For his scientific deer-breeding program, Foulkrod divided a 12-acre pen located in the middle of the ranch into seven “soft release” pens.
“The term means we've kept the native vegetation intact, instead of using dirt pens,” he explains, “so when the deer are released onto the ranch, they're familiar with the habitat and know better how to survive.”
Four pens each contain a breeder buck, does and fawns. The other three hold bucks of progressive ages. They are rotated into different pens annually until they turn three years old. Then the bucks are released onto the ranch in March for fall hunting.
Since becoming a South Texas ranch owner, Foulkrod has always leased to hunters. But since purchasing the L J Blessings Ranch, he has introduced commercial packaged hunts, as well. Hunters stay in a nearby four-bedroom house and eat their meals at the main lodge.
“We host only four hunters at a time,” Foulkrod says. “That way, we don't put too much pressure on the ranch.”
To accommodate additional ranch guests, he designed and built the place he calls The Lodge. Rooms for guests, seasonal staff and hunting guides are located at the back of the multi-use structure. An enclosed open-to-ceiling garage separates the guest area from the family's two-story home, which includes a roomy den, large kitchen, dining area, game room and four bedrooms.
“Hunting has changed,” says Foulkrod. “People can't stay on a lease two weeks like they used to. They want to go out three or four days, eat nice meals and be taken care of.
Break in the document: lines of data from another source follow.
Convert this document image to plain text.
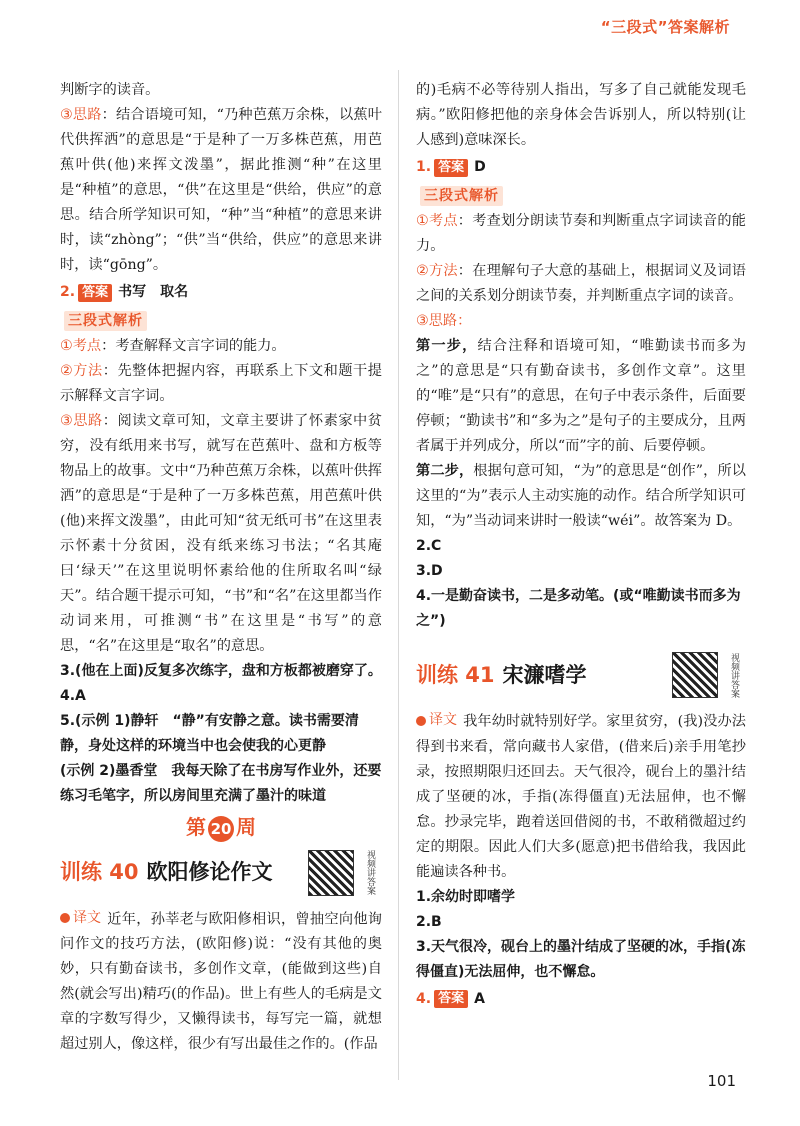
“三段式”答案解析

判断字的读音。

③思路：结合语境可知，“乃种芭蕉万余株，以蕉叶代供挥洒”的意思是“于是种了一万多株芭蕉，用芭蕉叶供(他)来挥文泼墨”，据此推测“种”在这里是“种植”的意思，“供”在这里是“供给，供应”的意思。结合所学知识可知，“种”当“种植”的意思来讲时，读“zhòng”；“供”当“供给，供应”的意思来讲时，读“gōng”。

2. 答案 书写　取名
三段式解析

①考点：考查解释文言字词的能力。

②方法：先整体把握内容，再联系上下文和题干提示解释文言字词。

③思路：阅读文章可知，文章主要讲了怀素家中贫穷，没有纸用来书写，就写在芭蕉叶、盘和方板等物品上的故事。文中“乃种芭蕉万余株，以蕉叶供挥洒”的意思是“于是种了一万多株芭蕉，用芭蕉叶供(他)来挥文泼墨”，由此可知“贫无纸可书”在这里表示怀素十分贫困，没有纸来练习书法；“名其庵曰‘绿天’”在这里说明怀素给他的住所取名叫“绿天”。结合题干提示可知，“书”和“名”在这里都当作动词来用，可推测“书”在这里是“书写”的意思，“名”在这里是“取名”的意思。

3.(他在上面)反复多次练字，盘和方板都被磨穿了。
4.A
5.(示例 1)静轩　“静”有安静之意。读书需要清静，身处这样的环境当中也会使我的心更静
(示例 2)墨香堂　我每天除了在书房写作业外，还要练习毛笔字，所以房间里充满了墨汁的味道
第 20 周
训练 40 欧阳修论作文	视频讲答案

译文 近年，孙莘老与欧阳修相识，曾抽空向他询问作文的技巧方法，(欧阳修)说：“没有其他的奥妙，只有勤奋读书，多创作文章，(能做到这些)自然(就会写出)精巧(的作品)。世上有些人的毛病是文章的字数写得少，又懒得读书，每写完一篇，就想超过别人，像这样，很少有写出最佳之作的。(作品

的)毛病不必等待别人指出，写多了自己就能发现毛病。”欧阳修把他的亲身体会告诉别人，所以特别(让人感到)意味深长。

1. 答案 D
三段式解析

①考点：考查划分朗读节奏和判断重点字词读音的能力。

②方法：在理解句子大意的基础上，根据词义及词语之间的关系划分朗读节奏，并判断重点字词的读音。

③思路：

第一步，结合注释和语境可知，“唯勤读书而多为之”的意思是“只有勤奋读书，多创作文章”。这里的“唯”是“只有”的意思，在句子中表示条件，后面要停顿；“勤读书”和“多为之”是句子的主要成分，且两者属于并列成分，所以“而”字的前、后要停顿。

第二步，根据句意可知，“为”的意思是“创作”，所以这里的“为”表示人主动实施的动作。结合所学知识可知，“为”当动词来讲时一般读“wéi”。故答案为 D。

2.C
3.D
4.一是勤奋读书，二是多动笔。(或“唯勤读书而多为之”)
训练 41 宋濂嗜学	视频讲答案

译文 我年幼时就特别好学。家里贫穷，(我)没办法得到书来看，常向藏书人家借，(借来后)亲手用笔抄录，按照期限归还回去。天气很冷，砚台上的墨汁结成了坚硬的冰，手指(冻得僵直)无法屈伸，也不懈怠。抄录完毕，跑着送回借阅的书，不敢稍微超过约定的期限。因此人们大多(愿意)把书借给我，我因此能遍读各种书。

1.余幼时即嗜学
2.B
3.天气很冷，砚台上的墨汁结成了坚硬的冰，手指(冻得僵直)无法屈伸，也不懈怠。
4. 答案 A
101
As hosts, we want to facilitate their hunting success.”
Toward that goal, Foulkrod created 12 hunting sites across the ranch. Each has an elevated gun blind and bow blind, a water source and a camera, plus protein and corn feeders. All of the blinds on the ranch have been redesigned to better accommodate hunters. By next fall, an elevated blind with a chair lift will be available, as well.
“Hunters in wheelchairs are limited to blinds at ground level,” Foulkrod says. “I want to make hunting accessible to everyone, so I'm designing a special blind for hunters with disabilities.”
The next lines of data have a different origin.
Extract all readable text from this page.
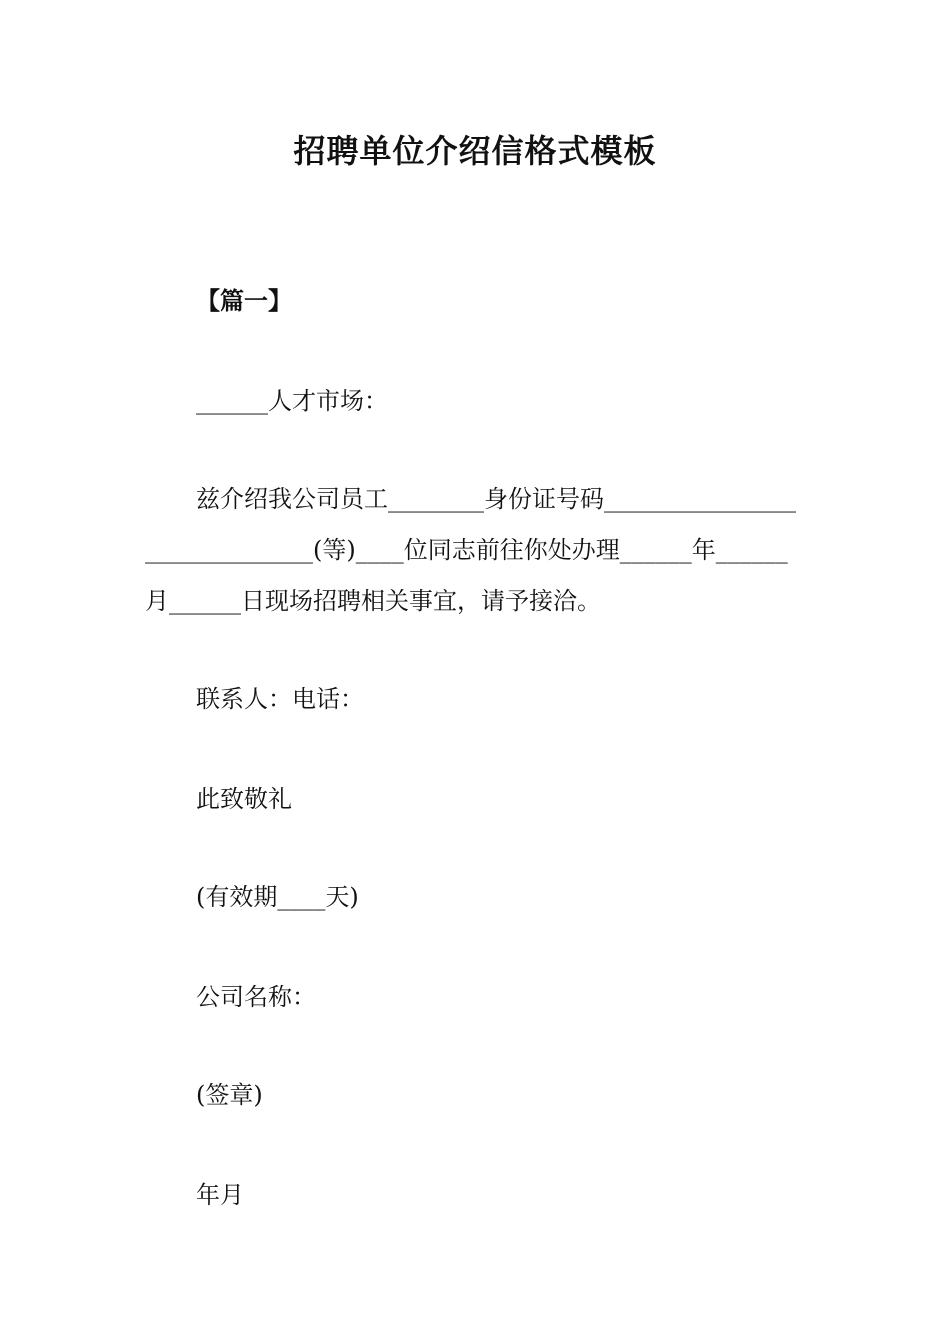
招聘单位介绍信格式模板

【篇一】

______人才市场：

兹介绍我公司员工________身份证号码______________________________(等)____位同志前往你处办理______年______月______日现场招聘相关事宜，请予接洽。

联系人：电话：

此致敬礼

(有效期____天)

公司名称：

(签章)

年月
Each October, the ranch also hosts a youth weekend when kids can hunt.
Past a gate, Foulkrod drives into the “pig pen,” a 30-acre fenced area of brush where he keeps Russian boars that he only makes available occasionally for hunting.
“Everyone says I'm crazy to have pigs, but then they love to come and see them,” he says, chuckling. “When you have something that no one else has, that makes your place more special. Everyone wants what they don't have.”
Along the ranch's northern and eastern boundaries, he set aside a 300-acre “sanctuary,” where hunting is off limits and which he seldom visits.
“Like people, deer need a haven where they're not pressured,” Foulkrod says. “In the sanctuary, does can bed with their fawns, and big bucks can go there and not be bothered.”
Later, atop a high point on the ranch, he brakes and gets out to survey the surrounding vistas, covered with mesquite, tasajillo, mountain laurel, whitebrush and cenizo.
“I could sell this place and hunt all over the world,” he reflects. “But I love to create. When I'm gone, whoever has this place will have a great ranch. It won't be the biggest, but it'll be the best ranch in South Texas.”
Ranch Stars in a TV Series
This fall, the Outdoor Channel will re-air a “Winchester Legends” episode starring Jim Foulkrod's uncle, celebrity hunter Bob Foulkrod, and the L J Blessings Ranch.
“Texas Whitetail” (Episode #2), televised earlier this year and filmed in 2012, brings the Foulkrod family together for Thanksgiving hunts at the South Texas ranch. The program primarily focuses on Bob, his son and two grandsons. Another episode, to air in 2014, follows hunts made by Jim Foulkrod, his father, Thomas Foulkrod, and Jim's daughter Leah Foulkrod.
Bob Foulkrod will revisit the L J Blessings Ranch in a future program to be sponsored by Bass Pro.